Hızını alamayan İran yöneticileri, halkın hoşuna gidecek projelerini üst üste açıklamaya başladı.
Bunlar;
Kudüs Ordusu,
Şii Hilali,
Direniş Cephesi vs. idi.
Yani tüm gayretler, İsrail ile hesaplaşmak içindi.
Bunlar;
Halkın hoşuna gidecek şeyler ama bu kadar geniş bir coğrafyada bu planı sevk ve idare etmek, uygulamak için ciddi bir para kaynağı, kadro, istihbarat ve derin bir stratejiye sahip olmak lazımdı.
ABD, Irak’ı işgal edip, ciddi masraflar yaptı ama karşılığını petrol ve altınlarını çalmak suretiyle yaptığı masrafı fazlasıyla alıp gitmişti ama İran neyi alıp gidecekti?
İkincisi;
İran ‘kafa’ adamlarını bölgeye sevk edince geride yetişmiş tecrübeli eleman boşluğu oldu. İstihbarattaki zafiyeti gören İsrail’in MOSSAD ajanlarının, fırsatı kaçırmadan İran’a sızması kolay oldu.
Yani İran;
Hem maddi olarak sıkıntıya düştü…
Ki, bu da halka yansıyınca homurdanmalar başladı. Hem de kadrosu zayıflayınca istihbaratına sızmalar oldu.
Bunu nereden biliyoruz?
Bunu en güvenlikli bölge olan ve neredeyse cumhurbaşkanının evinde sayılacak bir yerde İsmail Haniye’nin şehid edilmesinden biliyoruz.
Cumhurbaşkanı İ. Reisi’nin helikopter kazasından (ki, bunun da suikast olduğunu söyleyen çok)…
En değer verdikleri komutan Kasım Süleymani’nin öldürülmesinden…
Şam büyükelçiliğinde vurulan komutanlardan (bunların da istihbarat elemanı olma ihtimali yüksek)…
Ünlü fizikçilerini koruyamayıp, suikasta kurban vermek vb. gibi daha birçok olay, İran’ın düştüğü istihbarat zafiyetini gösteriyor.
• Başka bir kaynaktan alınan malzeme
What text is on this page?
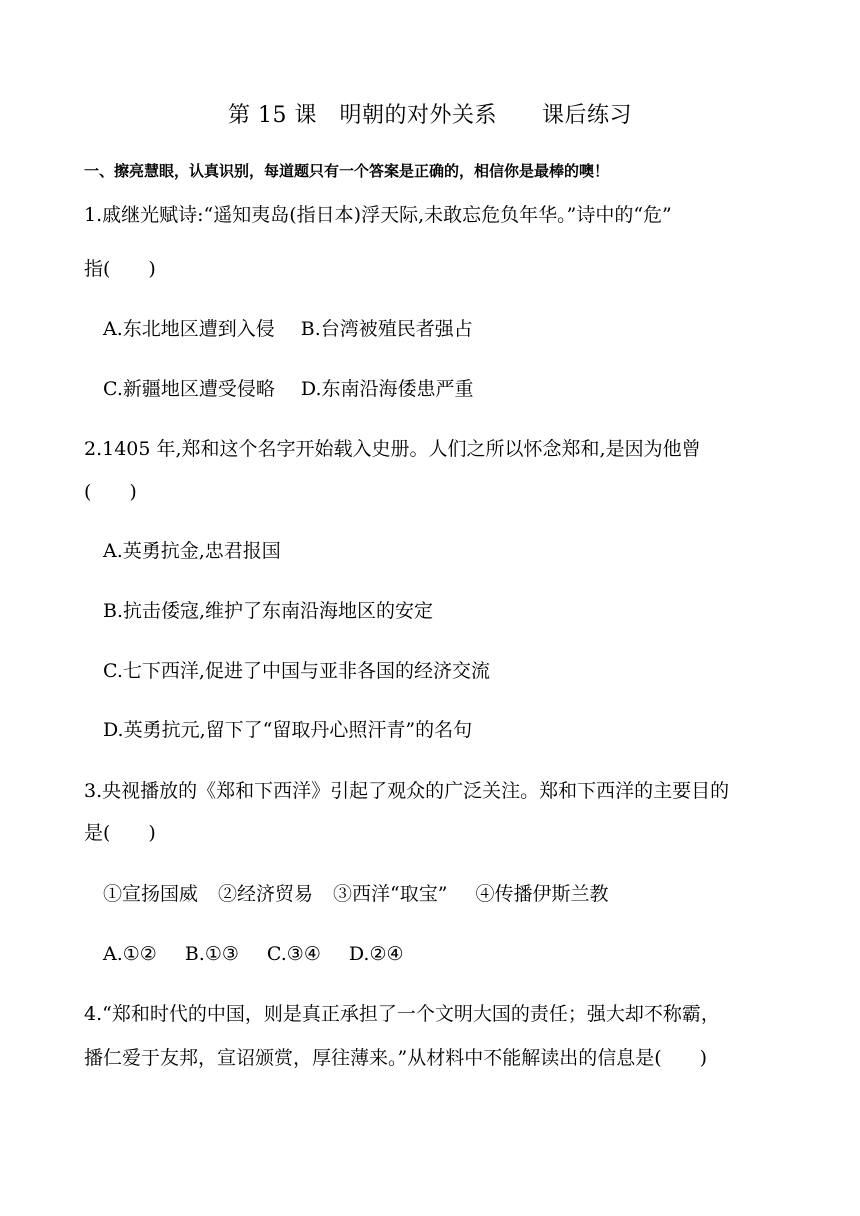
第 15 课   明朝的对外关系      课后练习
一、擦亮慧眼，认真识别，每道题只有一个答案是正确的，相信你是最棒的噢！
1.戚继光赋诗:“遥知夷岛(指日本)浮天际,未敢忘危负年华。”诗中的“危”
指(　　)
A.东北地区遭到入侵 B.台湾被殖民者强占
C.新疆地区遭受侵略 D.东南沿海倭患严重
2.1405 年,郑和这个名字开始载入史册。人们之所以怀念郑和,是因为他曾
(　　)
A.英勇抗金,忠君报国
B.抗击倭寇,维护了东南沿海地区的安定
C.七下西洋,促进了中国与亚非各国的经济交流
D.英勇抗元,留下了“留取丹心照汗青”的名句
3.央视播放的《郑和下西洋》引起了观众的广泛关注。郑和下西洋的主要目的
是(　　)
①宣扬国威 ②经济贸易 ③西洋“取宝” ④传播伊斯兰教
A.①② B.①③ C.③④ D.②④
4.“郑和时代的中国，则是真正承担了一个文明大国的责任；强大却不称霸，
播仁爱于友邦，宣诏颁赏，厚往薄来。”从材料中不能解读出的信息是(　　)
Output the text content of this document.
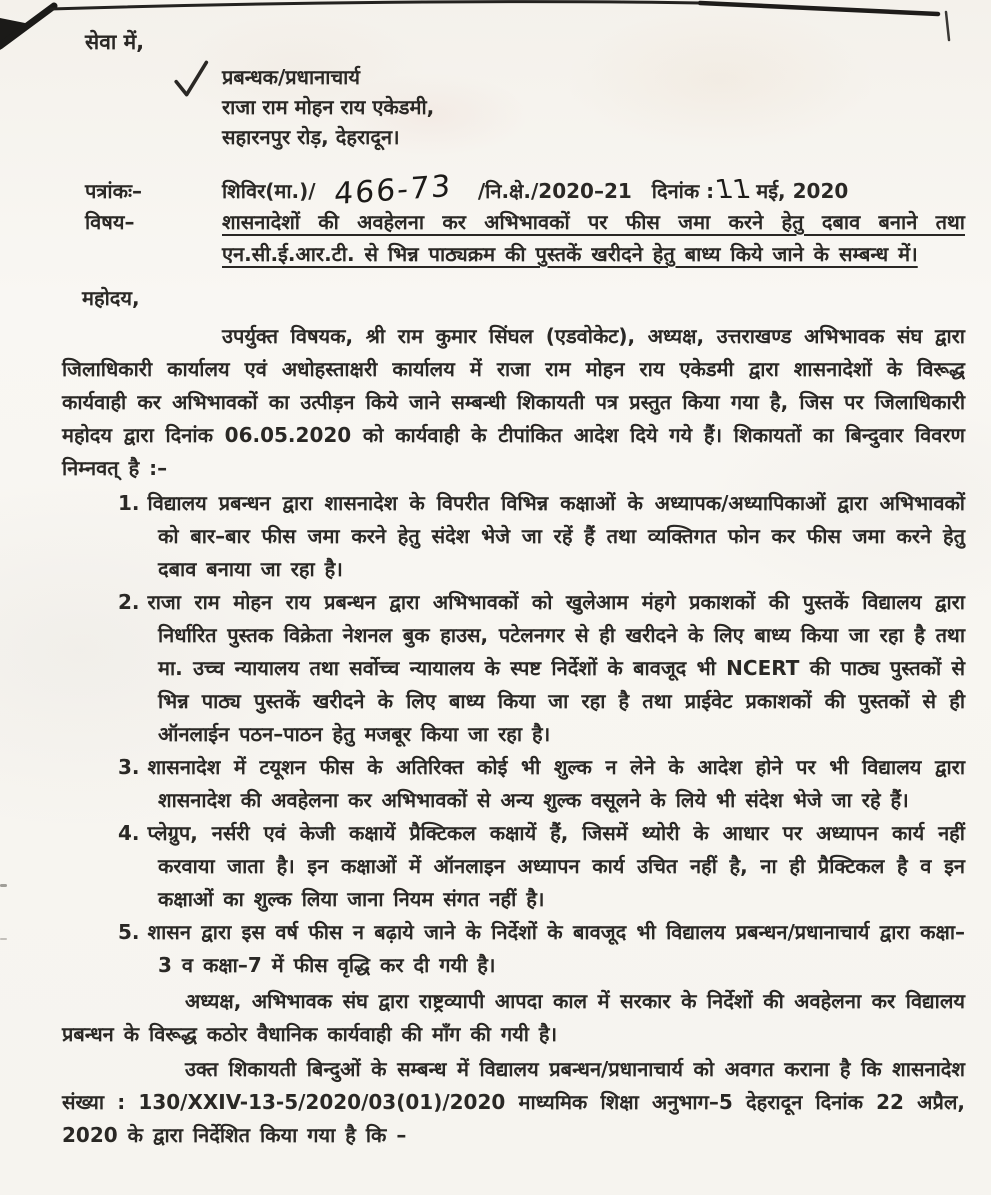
सेवा में,
प्रबन्धक/प्रधानाचार्य
राजा राम मोहन राय एकेडमी,
सहारनपुर रोड़, देहरादून।
पत्रांकः–	शिविर(मा.)/ 466-73 /नि.क्षे./2020–21 दिनांक :
11 मई, 2020
विषय–	शासनादेशों की अवहेलना कर अभिभावकों पर फीस जमा करने हेतु दबाव बनाने तथा एन.सी.ई.आर.टी. से भिन्न पाठ्यक्रम की पुस्तकें खरीदने हेतु बाध्य किये जाने के सम्बन्ध में।
महोदय,
उपर्युक्त विषयक, श्री राम कुमार सिंघल (एडवोकेट), अध्यक्ष, उत्तराखण्ड अभिभावक संघ द्वारा जिलाधिकारी कार्यालय एवं अधोहस्ताक्षरी कार्यालय में राजा राम मोहन राय एकेडमी द्वारा शासनादेशों के विरूद्ध कार्यवाही कर अभिभावकों का उत्पीड़न किये जाने सम्बन्धी शिकायती पत्र प्रस्तुत किया गया है, जिस पर जिलाधिकारी महोदय द्वारा दिनांक 06.05.2020 को कार्यवाही के टीपांकित आदेश दिये गये हैं। शिकायतों का बिन्दुवार विवरण निम्नवत् है :–
1. विद्यालय प्रबन्धन द्वारा शासनादेश के विपरीत विभिन्न कक्षाओं के अध्यापक/अध्यापिकाओं द्वारा अभिभावकों को बार–बार फीस जमा करने हेतु संदेश भेजे जा रहें हैं तथा व्यक्तिगत फोन कर फीस जमा करने हेतु दबाव बनाया जा रहा है।
2. राजा राम मोहन राय प्रबन्धन द्वारा अभिभावकों को खुलेआम मंहगे प्रकाशकों की पुस्तकें विद्यालय द्वारा निर्धारित पुस्तक विक्रेता नेशनल बुक हाउस, पटेलनगर से ही खरीदने के लिए बाध्य किया जा रहा है तथा मा. उच्च न्यायालय तथा सर्वोच्च न्यायालय के स्पष्ट निर्देशों के बावजूद भी NCERT की पाठ्य पुस्तकों से भिन्न पाठ्य पुस्तकें खरीदने के लिए बाध्य किया जा रहा है तथा प्राईवेट प्रकाशकों की पुस्तकों से ही ऑनलाईन पठन–पाठन हेतु मजबूर किया जा रहा है।
3. शासनादेश में टयूशन फीस के अतिरिक्त कोई भी शुल्क न लेने के आदेश होने पर भी विद्यालय द्वारा शासनादेश की अवहेलना कर अभिभावकों से अन्य शुल्क वसूलने के लिये भी संदेश भेजे जा रहे हैं।
4. प्लेग्रुप, नर्सरी एवं केजी कक्षायें प्रैक्टिकल कक्षायें हैं, जिसमें थ्योरी के आधार पर अध्यापन कार्य नहीं करवाया जाता है। इन कक्षाओं में ऑनलाइन अध्यापन कार्य उचित नहीं है, ना ही प्रैक्टिकल है व इन कक्षाओं का शुल्क लिया जाना नियम संगत नहीं है।
5. शासन द्वारा इस वर्ष फीस न बढ़ाये जाने के निर्देशों के बावजूद भी विद्यालय प्रबन्धन/प्रधानाचार्य द्वारा कक्षा–3 व कक्षा–7 में फीस वृद्धि कर दी गयी है।
अध्यक्ष, अभिभावक संघ द्वारा राष्ट्रव्यापी आपदा काल में सरकार के निर्देशों की अवहेलना कर विद्यालय प्रबन्धन के विरूद्ध कठोर वैधानिक कार्यवाही की माँग की गयी है।
उक्त शिकायती बिन्दुओं के सम्बन्ध में विद्यालय प्रबन्धन/प्रधानाचार्य को अवगत कराना है कि शासनादेश संख्या : 130/XXIV-13-5/2020/03(01)/2020 माध्यमिक शिक्षा अनुभाग–5 देहरादून दिनांक 22 अप्रैल, 2020 के द्वारा निर्देशित किया गया है कि –
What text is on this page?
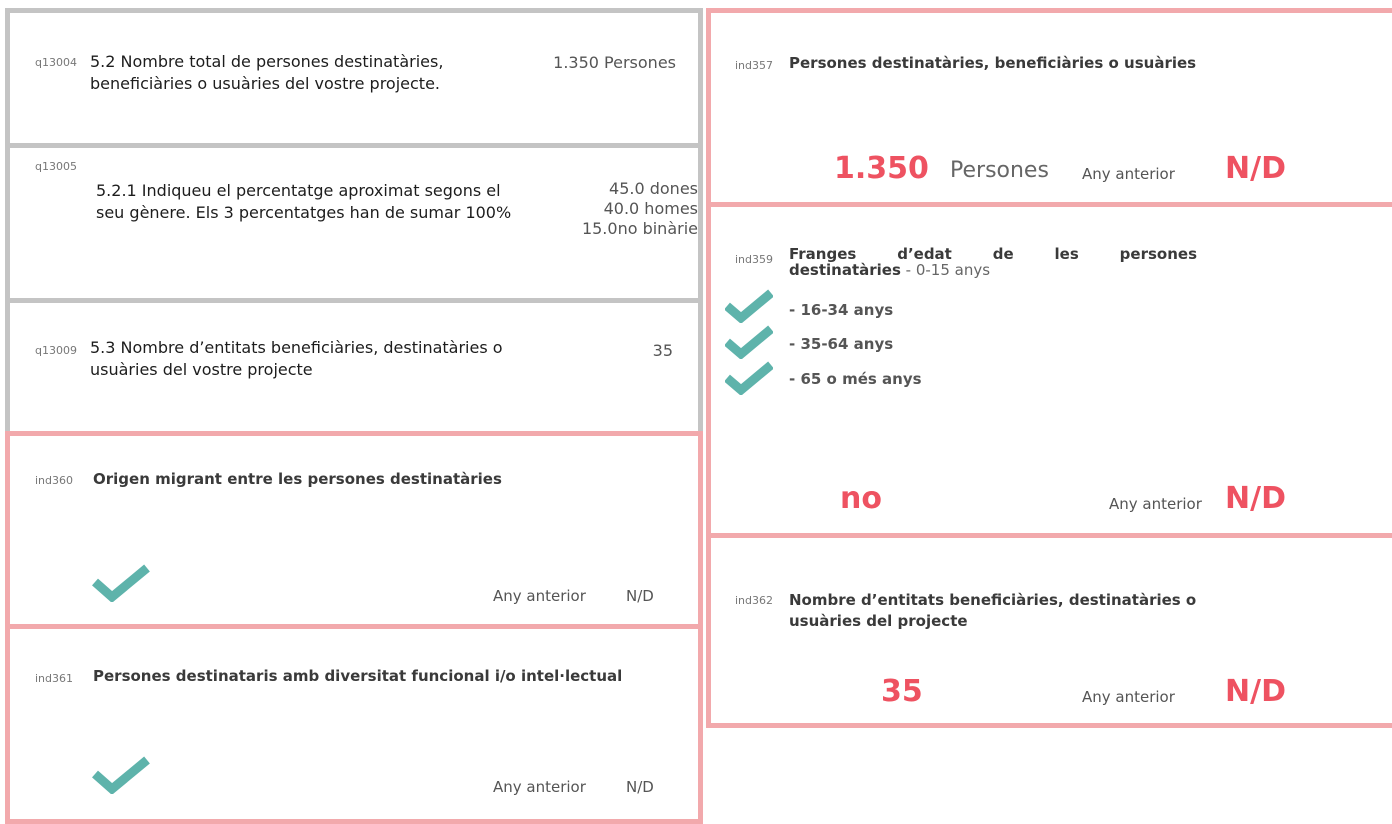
q13004 5.2 Nombre total de persones destinatàries, beneficiàries o usuàries del vostre projecte.
1.350 Persones
q13005
5.2.1 Indiqueu el percentatge aproximat segons el seu gènere. Els 3 percentatges han de sumar 100%
45.0 dones
40.0 homes
15.0no binàrie
q13009 5.3 Nombre d’entitats beneficiàries, destinatàries o usuàries del vostre projecte
35
ind360 Origen migrant entre les persones destinatàries
Any anterior	N/D
ind361 Persones destinataris amb diversitat funcional i/o intel·lectual
Any anterior	N/D
ind357 Persones destinatàries, beneficiàries o usuàries
1.350 Persones Any anterior N/D
ind359 Franges d’edat de les persones
destinatàries - 0-15 anys
- 16-34 anys
- 35-64 anys
- 65 o més anys
no	Any anterior N/D
ind362 Nombre d’entitats beneficiàries, destinatàries o usuàries del projecte
35	Any anterior N/D
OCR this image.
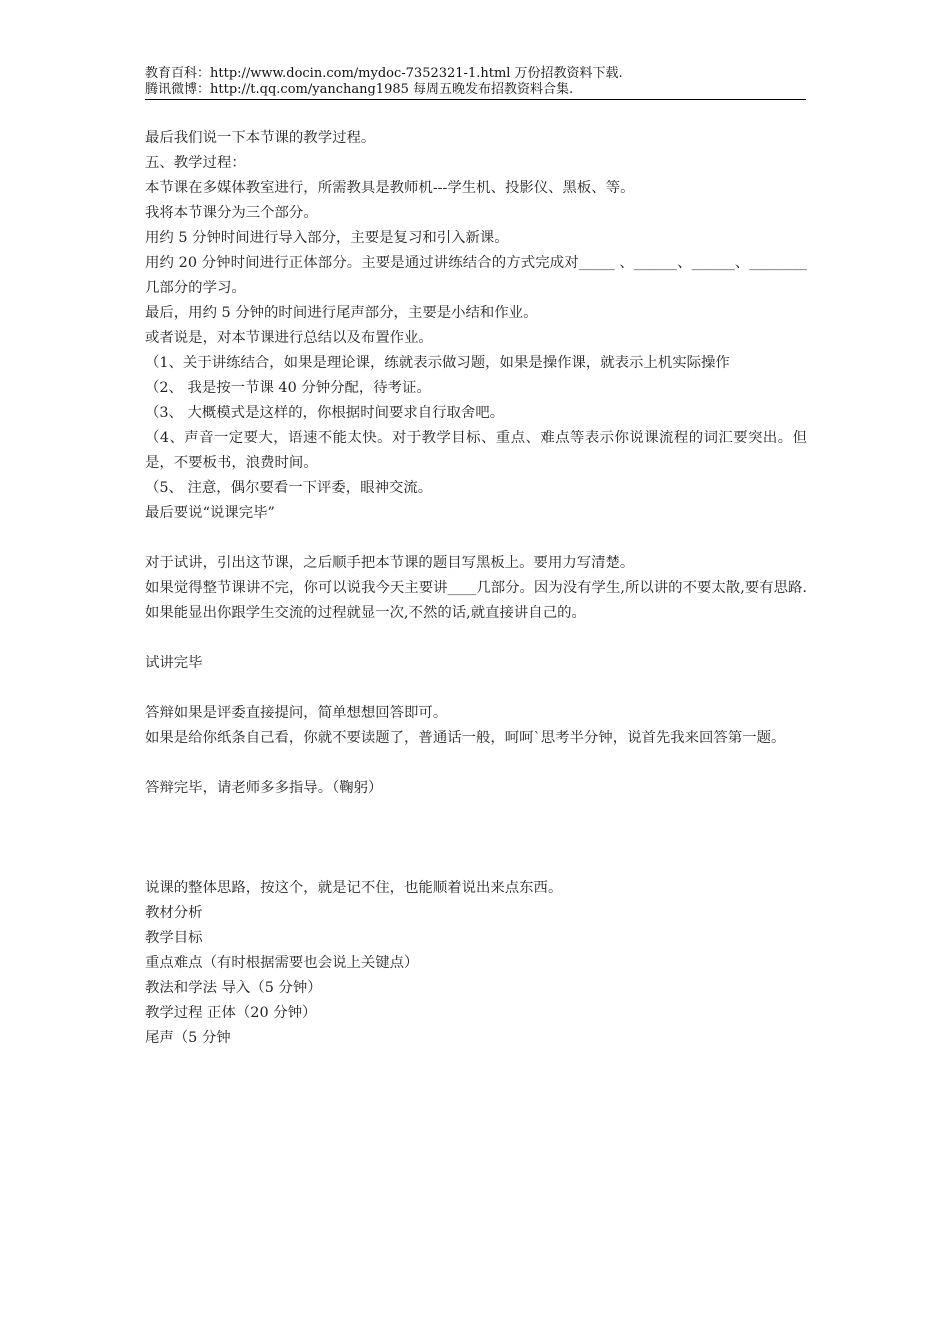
教育百科：http://www.docin.com/mydoc-7352321-1.html 万份招教资料下载.
腾讯微博：http://t.qq.com/yanchang1985 每周五晚发布招教资料合集.

最后我们说一下本节课的教学过程。

五、教学过程：

本节课在多媒体教室进行，所需教具是教师机---学生机、投影仪、黑板、等。

我将本节课分为三个部分。

用约 5 分钟时间进行导入部分，主要是复习和引入新课。

用约 20 分钟时间进行正体部分。主要是通过讲练结合的方式完成对_____ 、______、______、________几部分的学习。

最后，用约 5 分钟的时间进行尾声部分，主要是小结和作业。

或者说是，对本节课进行总结以及布置作业。

（1、关于讲练结合，如果是理论课，练就表示做习题，如果是操作课，就表示上机实际操作

（2、 我是按一节课 40 分钟分配，待考证。

（3、 大概模式是这样的，你根据时间要求自行取舍吧。

（4、声音一定要大，语速不能太快。对于教学目标、重点、难点等表示你说课流程的词汇要突出。但是，不要板书，浪费时间。

（5、 注意，偶尔要看一下评委，眼神交流。

最后要说“说课完毕”

对于试讲，引出这节课，之后顺手把本节课的题目写黑板上。要用力写清楚。

如果觉得整节课讲不完，你可以说我今天主要讲____几部分。因为没有学生,所以讲的不要太散,要有思路.如果能显出你跟学生交流的过程就显一次,不然的话,就直接讲自己的。

试讲完毕

答辩如果是评委直接提问，简单想想回答即可。

如果是给你纸条自己看，你就不要读题了，普通话一般，呵呵`思考半分钟，说首先我来回答第一题。

答辩完毕，请老师多多指导。（鞠躬）

说课的整体思路，按这个，就是记不住，也能顺着说出来点东西。

教材分析

教学目标

重点难点（有时根据需要也会说上关键点）

教法和学法 导入（5 分钟）

教学过程 正体（20 分钟）

尾声（5 分钟
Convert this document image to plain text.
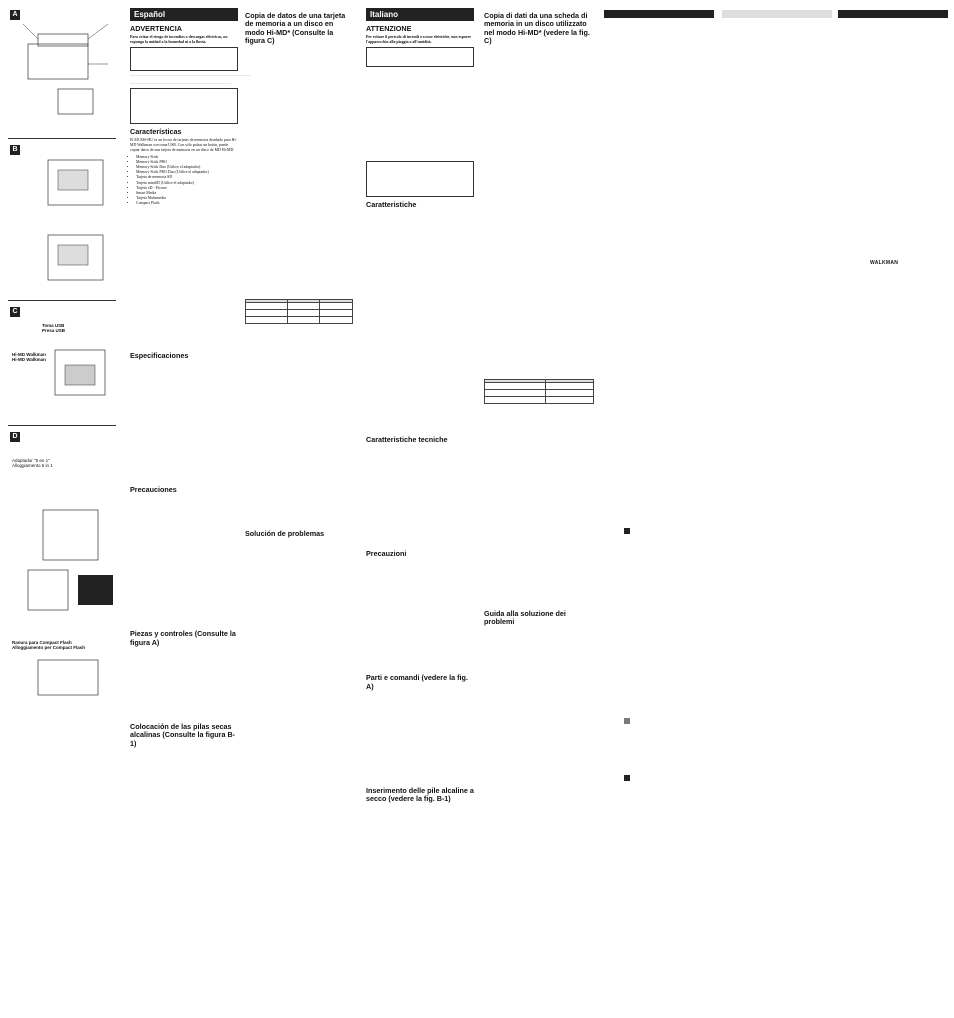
A
B
C
Toma USB
Presa USB
Hi-MD Walkman
Hi-MD Walkman
D
Adaptador "5 en 1"
Alloggiamento 5 in 1
Ranura para Compact Flash
Alloggiamento per Compact Flash
Español
ADVERTENCIA

Para evitar el riesgo de incendios o descargas eléctricas, no exponga la unidad a la humedad ni a la lluvia.

———————————————————————————————

——————————————————————————

Características

El MCMS-HU es un lector de tarjetas de memoria diseñado para Hi-MD Walkman con toma USB. Con sólo pulsar un botón, puede copiar datos de una tarjeta de memoria en un disco de MD Hi-MD.

• Memory Stick
• Memory Stick PRO
• Memory Stick Duo (Utilice el adaptador)
• Memory Stick PRO Duo (Utilice el adaptador)
• Tarjeta de memoria SD
• Tarjeta miniSD (Utilice el adaptador)
• Tarjeta xD - Picture
• Smart Media
• Tarjeta Multimedia
• Compact Flash
Especificaciones
Precauciones
Piezas y controles (Consulte la figura A)
Colocación de las pilas secas alcalinas (Consulte la figura B-1)
Copia de datos de una tarjeta de memoria a un disco en modo Hi-MD* (Consulte la figura C)

Solución de problemas
Italiano
ATTENZIONE

Per evitare il pericolo di incendi o scosse elettriche, non esporre l'apparecchio alla pioggia o all'umidità.

Caratteristiche
Caratteristiche tecniche
Precauzioni
Parti e comandi (vedere la fig. A)
Inserimento delle pile alcaline a secco (vedere la fig. B-1)
Copia di dati da una scheda di memoria in un disco utilizzato nel modo Hi-MD* (vedere la fig. C)

Guida alla soluzione dei problemi
WALKMAN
İRAN’IN GÖREMEDİĞİ YUGOSLAVYA ÖRNEĞİ!..
Emperyalist ülkeler, işlerine geldiği için İran’ın bölgede denge unsuru olmasına ses çıkarmadılar.
Ama İran’ın güçlü bir ülke olmasını, tek başına hareket etmesini hiçbir zaman istemezler.
Aynen;
Yugoslavya’nın Rusya’ya (SSCB) karşı diklendiğinde ses çıkarmayıp, destek verdikleri gibi…
Ama…
SSCB yıkılıp, komünizm tehlikesi bitince ve Yugoslavya, Avrupa’da güçlü bir devlet olarak ayakta kalınca nasıl ki, güçlü bir Yugoslavya’ya tahammül etmedilerse, şimdi de İran’a yapılan odur…
Önce İran’a “gel gel!” yapıp;
Irak, Suriye ve Lübnan’a çektikten sonra arkadan dolanıp, istihbaratını çökerttiler.
İRAN’IN FETÖ'SÜ!..
İran,
Heniyye suikastından sonra üst düzey istihbaratçı ve askeri yetkililerden 24 kişiyi tutukladı.
İbrahim Reisi ve diğer suikastlar da hesaba katıldığında İran’ın FETÖ benzeri bir kumpasla karşı karşıya olduğu görülmektedir.
İran;
Bölgede bu kadar açıldıktan sonra bu temizliği nasıl yapacağını, başta Suriye meselesinin çözümü için Türkiye ile işbirliğine girip girmeyeceğini…
Türkiye’nin FETÖ’ye karşı verdiği mücadeledeki tecrübesinden faydalanıp faydalanmayacağını…
Yoksa aynı minval üzerine mezhep taassubu ile mi yoluna devam edip etmeyeceğini bilmiyoruz. Bunu zamanla öğreneceğiz.
,
Emin Batur, dikGAZETE.com
NOT:
Bu arada ABD, İran’ın İsrail’i vurmaması için yoğun diplomasi yaptığını…
Tahran’a giden bir ABD heyetinin “Haniye suikastından haberimiz yoktu” dedikten sonra, iyi niyet göstergesi olarak İran’daki bazı Mossad ajanlarının listesini İran’a verdiğini gazeteci Nedim Şener yazdı.